For dinner, roast a duck, shred its meat, and pile it up on Chinese pancakes or in lettuce leaves, top with a handful of thin-sliced red peppers and a dollop of plum sauce. The crisp clarity of the peppers are the perfect foil for the rich saltiness of the duck. Ooh, I wish I had some now.
Now pop your duck carcass in a pot of cold water and let it simmer for several hours (or overnight in your oven on low). Skim off the fat and you’re armed with a wonderful stock to make what is probably my favourite preparation of red peppers: a creamy soup. It is unbelievably red, velvety, and deeply flavoured. The intense flavors of the peppers, thyme and Marsala wine can easily compensate for a rather dull stock, so don’t feel like you must use duck stock, chicken or vegetable work just as well. A vat of this soup in the freezer is a wonderful amulet against illness.
Once the soup is devoured or safely stored in the freezer, move on to possibly the most nutritious pasta dish you can cook: Farfalle with Spinach and Roasted Red Peppers. Don’t skimp on the Italian seasoning, and have plenty of Parmesan on hand! This is a beautifully colourful dish and as such, perfect for company.
For a richly comforting side dish, cut your red peppers in half, seed them and stuff them with anything you like: sautéed mushrooms and garlic if you’re vegan, with Boursin cheese and breadcrumbs if you’re vegetarian, and with all of the above PLUS sautéed sausages if you’re like me and just plain greedy. Red peppers are the perfect container for just about any bits and pieces you have hanging around in your fridge. Stuff those babies, sprinkle some aged Gruyere on top and simply bake.
Another lovely way to use red peppers and any stray vegetables you have on hand – you don’t need a lot of any one of them – is to fry them up with some nutty Basmati rice and scrambled eggs. This is a filling and popular dish in our house, and one of the first things my daughter would like to learn to make before she leaves the nest. It’s wonderful (and cheap!) on its own, or the perfect accompaniment to a rich stir-fry.
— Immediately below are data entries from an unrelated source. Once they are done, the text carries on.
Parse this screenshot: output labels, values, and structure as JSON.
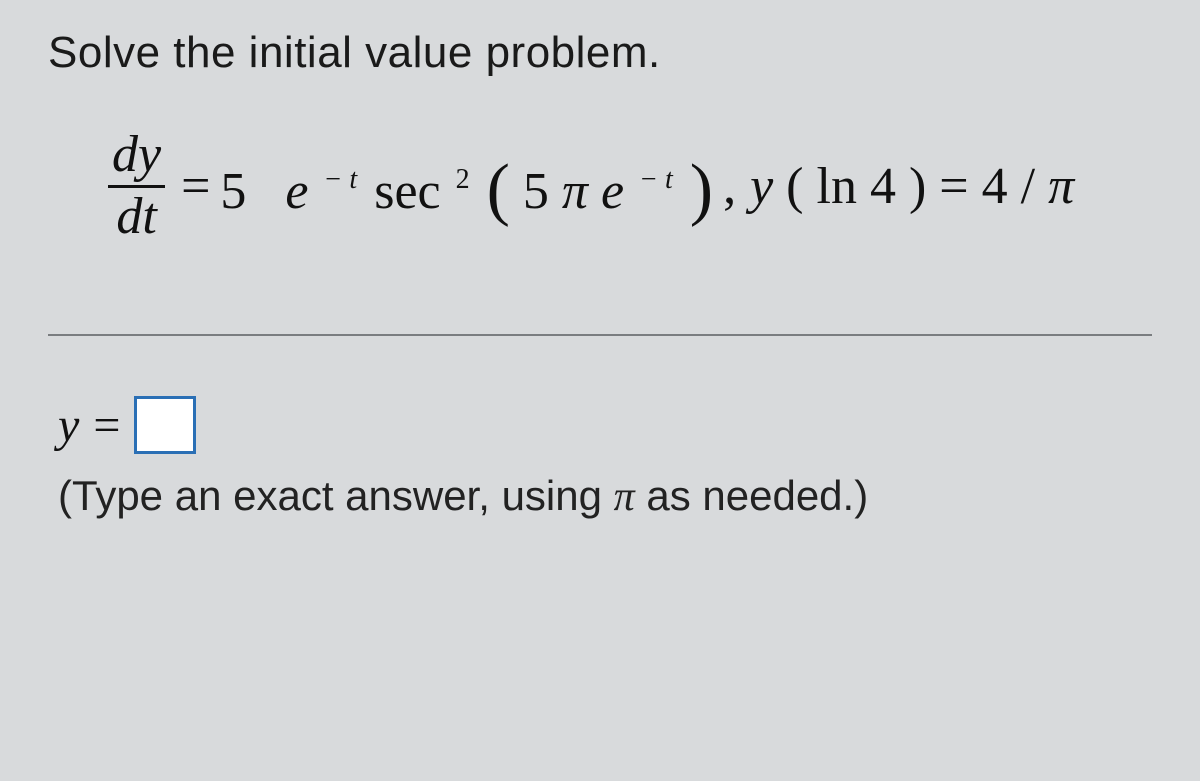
{
  "background_color": "#d8dadc",
  "text_color": "#222222",
  "math_font": "Times New Roman",
  "body_font": "Arial",
  "prompt": {
    "text": "Solve the initial value problem.",
    "fontsize": 44
  },
  "equation": {
    "fontsize": 52,
    "frac_num": "dy",
    "frac_den": "dt",
    "equals": " = ",
    "coef": "5",
    "e1": "e",
    "e1_exp": " − t",
    "func": " sec ",
    "func_exp": "2",
    "paren_open": "(",
    "inner_coef": "5",
    "inner_pi": "π",
    "inner_e": " e",
    "inner_e_exp": " − t",
    "paren_close": ")",
    "comma": ",  ",
    "cond_y": "y",
    "cond_open": "(",
    "cond_ln": "ln",
    "cond_arg": " 4",
    "cond_close": ")",
    "cond_eq": " = ",
    "cond_rhs_num": "4",
    "cond_rhs_slash": " / ",
    "cond_rhs_pi": "π"
  },
  "separator_color": "#7a7d80",
  "answer": {
    "lhs": "y",
    "eq": "=",
    "box_border_color": "#2a6fb5",
    "box_bg": "#ffffff",
    "value": ""
  },
  "hint": {
    "open": "(Type an exact answer, using ",
    "pi": "π",
    "close": " as needed.)",
    "fontsize": 42
  }
}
If it’s grilling season, why not try cutting your peppers in half from the stem, scooping out the seeds and pithy bits, then popping in a knob of goat cheese and crack an egg on top? Grill over medium heat until the white sets. Heaven!
Finally, when all you left is one sweet little pepper, dice it up and toss it with black beans, cannellini beans, a handful of sweet corn kernels and a sprinkling of minced chives. Add a glug of olive oil, a spoonful of your red-pepper pesto and the juice of a lemon and you’ll have the best crunchy salad ever, bursting with nutrition and color, perfect with a slice of baguette and a round of Camembert or ripe Brie.
This is just the beginning! I have heard tell of people who air- or oven-dry their red peppers and make their own paprika. While this might be going a bit far for most of us, it’s nice to know that my love of this beautiful vegetable is shared by many enthusiasts. Why not become one of them today?
How do you make the most out of a big sale on fresh ingredients?